The B-52 in the Tucson bone yard have the fuse cut and turned at an angle so the Russia sats can see that they are disabled. All those bombs they dropped on Laos, Cambodia and Vietnam Nam came to an end a couple days to early, as NV was ready to surrender and Nixon stopped short. From the fall of 1966 to when I rotated back state side in June 1967 they left U-Tapao each morning rattling our Loran Station buildings. I blame my hearing issues on them, we were 4 miles off the end of the runway and 3 miles to the side. End of the runway is the center of the picture. I climbed the 625' Loran C tower to take this picture.

U-Tapao from USCG Tower 1966.jpg
 
A quick look at today’s news.

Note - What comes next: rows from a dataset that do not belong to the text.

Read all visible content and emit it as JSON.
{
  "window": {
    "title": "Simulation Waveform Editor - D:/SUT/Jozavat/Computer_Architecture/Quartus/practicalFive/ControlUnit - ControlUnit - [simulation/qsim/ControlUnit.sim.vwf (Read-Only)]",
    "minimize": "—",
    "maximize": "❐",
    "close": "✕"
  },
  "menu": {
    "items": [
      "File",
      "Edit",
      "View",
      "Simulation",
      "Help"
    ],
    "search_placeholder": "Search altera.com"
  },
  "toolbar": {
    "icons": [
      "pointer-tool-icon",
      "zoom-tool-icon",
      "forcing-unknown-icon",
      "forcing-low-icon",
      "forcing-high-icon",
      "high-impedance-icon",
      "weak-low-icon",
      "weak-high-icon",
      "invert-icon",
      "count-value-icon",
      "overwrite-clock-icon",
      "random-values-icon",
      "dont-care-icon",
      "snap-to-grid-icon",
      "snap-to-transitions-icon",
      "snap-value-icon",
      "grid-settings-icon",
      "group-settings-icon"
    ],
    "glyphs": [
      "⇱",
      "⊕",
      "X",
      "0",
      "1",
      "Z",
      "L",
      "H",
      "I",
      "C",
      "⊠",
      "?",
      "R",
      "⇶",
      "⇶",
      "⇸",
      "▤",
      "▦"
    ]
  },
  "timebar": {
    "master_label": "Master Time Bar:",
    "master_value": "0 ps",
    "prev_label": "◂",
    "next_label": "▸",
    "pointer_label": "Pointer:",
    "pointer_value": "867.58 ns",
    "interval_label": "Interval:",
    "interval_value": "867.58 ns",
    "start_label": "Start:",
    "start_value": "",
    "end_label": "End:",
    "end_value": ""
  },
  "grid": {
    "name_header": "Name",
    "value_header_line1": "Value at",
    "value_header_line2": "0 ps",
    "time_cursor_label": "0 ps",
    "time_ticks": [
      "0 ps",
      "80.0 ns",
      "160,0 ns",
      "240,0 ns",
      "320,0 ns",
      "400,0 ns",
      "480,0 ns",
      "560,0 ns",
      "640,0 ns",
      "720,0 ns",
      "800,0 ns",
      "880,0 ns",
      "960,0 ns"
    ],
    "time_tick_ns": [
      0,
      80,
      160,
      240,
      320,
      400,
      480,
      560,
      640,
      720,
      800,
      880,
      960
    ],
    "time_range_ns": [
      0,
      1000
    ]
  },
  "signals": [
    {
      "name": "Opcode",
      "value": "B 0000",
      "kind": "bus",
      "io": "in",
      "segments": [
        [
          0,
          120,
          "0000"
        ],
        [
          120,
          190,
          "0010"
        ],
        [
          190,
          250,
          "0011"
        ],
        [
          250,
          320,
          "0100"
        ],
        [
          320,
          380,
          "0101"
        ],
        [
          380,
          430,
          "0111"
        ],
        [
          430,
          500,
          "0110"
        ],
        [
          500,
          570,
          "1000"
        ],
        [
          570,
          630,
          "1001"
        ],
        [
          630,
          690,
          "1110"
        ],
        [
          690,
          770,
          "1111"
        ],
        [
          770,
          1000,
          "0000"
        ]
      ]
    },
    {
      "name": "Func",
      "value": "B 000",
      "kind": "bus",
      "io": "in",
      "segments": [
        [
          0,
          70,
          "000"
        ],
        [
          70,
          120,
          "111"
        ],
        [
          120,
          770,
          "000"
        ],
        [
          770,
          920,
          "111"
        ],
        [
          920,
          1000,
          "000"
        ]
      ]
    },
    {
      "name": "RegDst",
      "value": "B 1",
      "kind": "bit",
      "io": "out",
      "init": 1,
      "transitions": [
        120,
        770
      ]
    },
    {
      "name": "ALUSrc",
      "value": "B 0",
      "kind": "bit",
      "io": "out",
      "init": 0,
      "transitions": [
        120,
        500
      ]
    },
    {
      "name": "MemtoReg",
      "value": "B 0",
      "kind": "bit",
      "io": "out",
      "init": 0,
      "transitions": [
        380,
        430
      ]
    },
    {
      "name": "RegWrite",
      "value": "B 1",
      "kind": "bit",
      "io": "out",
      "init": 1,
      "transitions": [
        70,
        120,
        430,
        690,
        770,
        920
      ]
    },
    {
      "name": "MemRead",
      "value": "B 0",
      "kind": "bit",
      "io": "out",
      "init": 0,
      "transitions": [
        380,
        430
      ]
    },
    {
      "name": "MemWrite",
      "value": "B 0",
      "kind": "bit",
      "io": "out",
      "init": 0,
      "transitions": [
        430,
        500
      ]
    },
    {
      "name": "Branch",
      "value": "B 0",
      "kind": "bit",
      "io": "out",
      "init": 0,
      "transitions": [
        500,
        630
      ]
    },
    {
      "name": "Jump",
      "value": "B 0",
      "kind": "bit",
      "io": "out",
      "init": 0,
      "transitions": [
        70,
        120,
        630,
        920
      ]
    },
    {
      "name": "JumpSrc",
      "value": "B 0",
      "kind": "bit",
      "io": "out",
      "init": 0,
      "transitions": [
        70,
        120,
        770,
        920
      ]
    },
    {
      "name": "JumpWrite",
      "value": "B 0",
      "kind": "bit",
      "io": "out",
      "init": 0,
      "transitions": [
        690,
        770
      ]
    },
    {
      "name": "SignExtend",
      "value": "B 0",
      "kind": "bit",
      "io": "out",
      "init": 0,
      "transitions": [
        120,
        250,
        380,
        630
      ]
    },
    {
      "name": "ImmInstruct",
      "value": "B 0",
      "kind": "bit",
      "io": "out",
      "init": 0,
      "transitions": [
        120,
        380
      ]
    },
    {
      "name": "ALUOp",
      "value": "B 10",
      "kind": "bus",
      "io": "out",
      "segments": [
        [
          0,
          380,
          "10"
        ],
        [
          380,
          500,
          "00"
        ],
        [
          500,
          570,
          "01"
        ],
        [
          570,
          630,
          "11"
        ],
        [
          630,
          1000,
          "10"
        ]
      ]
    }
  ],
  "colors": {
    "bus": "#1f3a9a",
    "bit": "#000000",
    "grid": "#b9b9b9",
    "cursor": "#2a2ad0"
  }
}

For updates:
seattletimes.com

A plan to fix Boeing tanker:

The air Force’s top military officer says he’s convinced that Boeing finally has a solid plan to fix the flawed refueling system that has bedeviled its $44 billion aerial refueling tanker program. “There were some engineering design flaws” in the original remote Vision system for the KC-46 tanker that have “taken us far too long to resolve,” Gen. david Goldfein, the air Force chief of staff, said in an interview. “But now i’m as confident as i ever have been that we have good, solid science and engineering behind the fix.” Boeing agreed this month to complete a major overhaul at its cost to replace the 3d cameras that feed a console where an airman guides a refueling boom during the midair minuet to connect with another plane. The 33 tankers that have already been delivered with the flawed system will need to be retrofitted.
 
A quick look at today’s news. For updates:
seattletimes.com

A plan to fix Boeing tanker:

The air Force’s top military officer says he’s convinced that Boeing finally has a solid plan to fix the flawed refueling system that has bedeviled its $44 billion aerial refueling tanker program. “There were some engineering design flaws” in the original remote Vision system for the KC-46 tanker that have “taken us far too long to resolve,” Gen. david Goldfein, the air Force chief of staff, said in an interview. “But now i’m as confident as i ever have been that we have good, solid science and engineering behind the fix.” Boeing agreed this month to complete a major overhaul at its cost to replace the 3d cameras that feed a console where an airman guides a refueling boom during the midair minuet to connect with another plane. The 33 tankers that have already been delivered with the flawed system will need to be retrofitted.

I have been reading about this issue for quite some time now.